Suvarov, who was bolder and more experienced than me in these matters, thought it a great joke to buy some condoms at the Polish chemist’s shop in Turbot Street one day. He joked that he virtually needed to tell the chemist he was a syphilitic before the man would sell them. I didn’t tell him how this banter irked me. But even my anger was suspect. Why shouldn’t love be practical? Particularly if it were not love but a sickness.
Yet, meeting by arrangement in the Stefanovs’ curtained room, in the shadow of the modest printing press standing like the patron saint of our adventure, Hope Mockridge and I took to the single bed the place offered and partly sated and partly enlarged our hunger for each other. The bed was enlarged too, so that it seemed a valid arena for us. She proved all that could be imagined: a superb, white, richly curved creation, generous enough to let me see that much. Still, there was a discretion and modesty in the way she went about it – is it crass to say that in large part her outer garments remained undisturbed?
I was amazed with the height and scale of our appetite, and it mattered not at all that Mrs Stefanov might come to her own conclusions, for I had that demented feeling that the world must surely be a co-conspirator in our delight. In any case, judgement had been sent flying. Between our raging bouts, we edited the paper together. She suggested metaphors and emphatic phrases for a letter I sent throughout Queensland, asking the Russians to contribute their florins to a permanent Russian address in Brisbane, where men could stay when they came south from the cane fields, and where newcomers like the Lena survivors could be welcomed after their few irksome days at Immigration House.
Suvorov and Rybakov must have both known, and chosen not to know, what was happening. They would time their visits to the room when Hope Mockridge was not there. I don’t know how they managed that, and I have to confess that for the first week or two of my frenzy, I took it as part of the way the cosmos – yes, the cosmos! – was applauding and accommodating what I thought of as love.
And in those weeks, rising in my throat like a bubble, was an intention to show her Russia. But what Russia? The Russia of miserable Glebovo? The rail yards at barren Perm? The Russia I felt such a boyish urge to show her was not there to visit. It was mapped along my veins and the veins of many like me. Its future architecture was laid out deep in our brains. It was a Russia as yet unbuilt. It could not yet be revealed to anyone.
One evening Hope and I sat over tea, her hair loose, honey swirling in our cups as
it dissolved. She leaned a head on her hand, lost in thought, then said, You are different from Englishmen, Tom.

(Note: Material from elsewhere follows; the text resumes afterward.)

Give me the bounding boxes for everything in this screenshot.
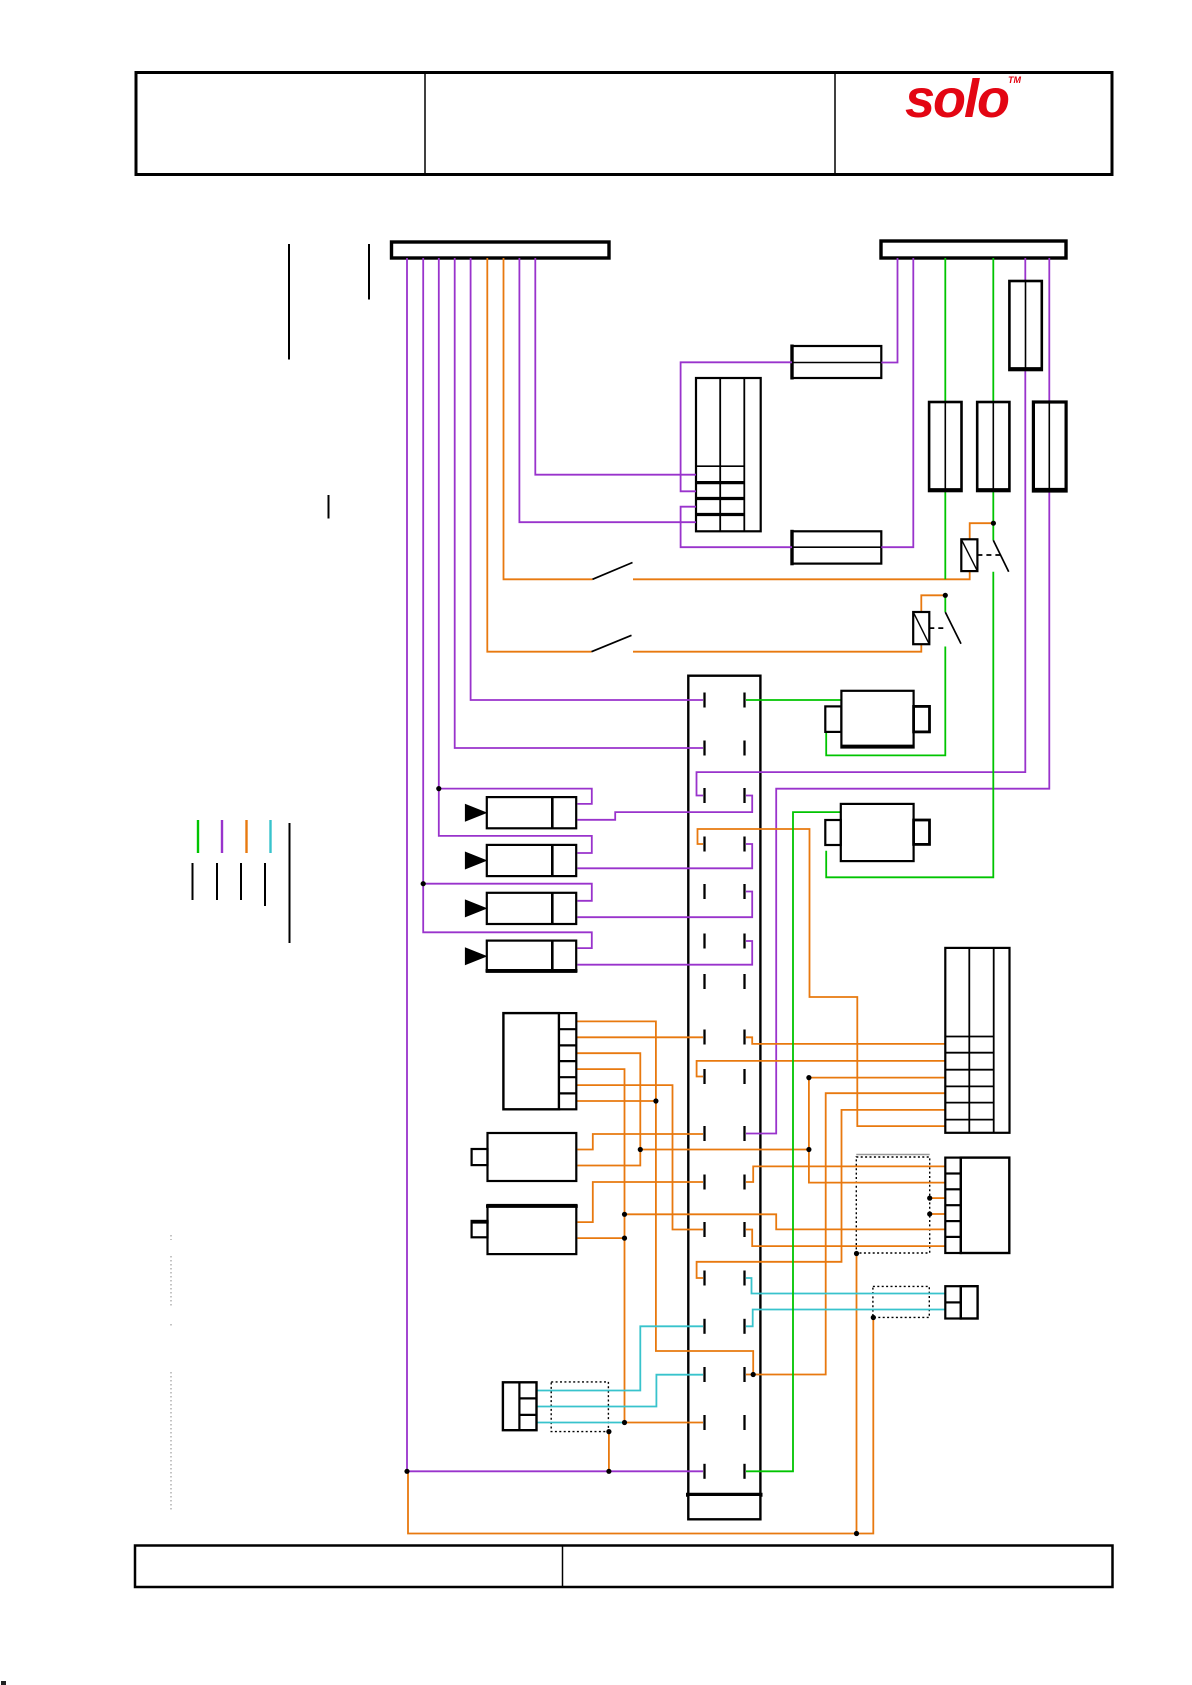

For some reason I could smell peril and suddenly wanted to stop her. I would be very embarrassed if she began comparisons with her husband. Surely she wouldn’t. And despite everything, I found that I did not want her to talk of us now as destined lovers, sentenced to each other’s embrace. I wanted that idea to remain in my brain.
Am I also different from Celts? I asked her.
Oh God, yes. She shook her head, and then said deliberately, Your consideration, for example.
I had an urge to bury my head but I said, Of course I should be considerate. We are collaborators in pleasure. Of course I should be!
Not all men think women are meant to have pleasure.
Well, love is democratic. Otherwise it’s just a monster and his bait. A violation. A landlord raping a peasant.
I had never had a conversation like this before.
She was smiling broadly at my solemnity. She said, I have done my best to be forward like a modern woman. But it’s difficult...
I rubbed her arm with the back of my hand. She said, One young man I knew kissed me as if I might break in his hands. I intended to marry him for a time, but I knew his carefulness would drive me mad.
That’s why boys like that go to prostitutes, I said. They pay, and in return they are allowed to maul.
As for the landlord and the peasant, I wouldn’t say that about my husband. I’d say he was more like a gentleman out riding who accidentally tramples someone’s field.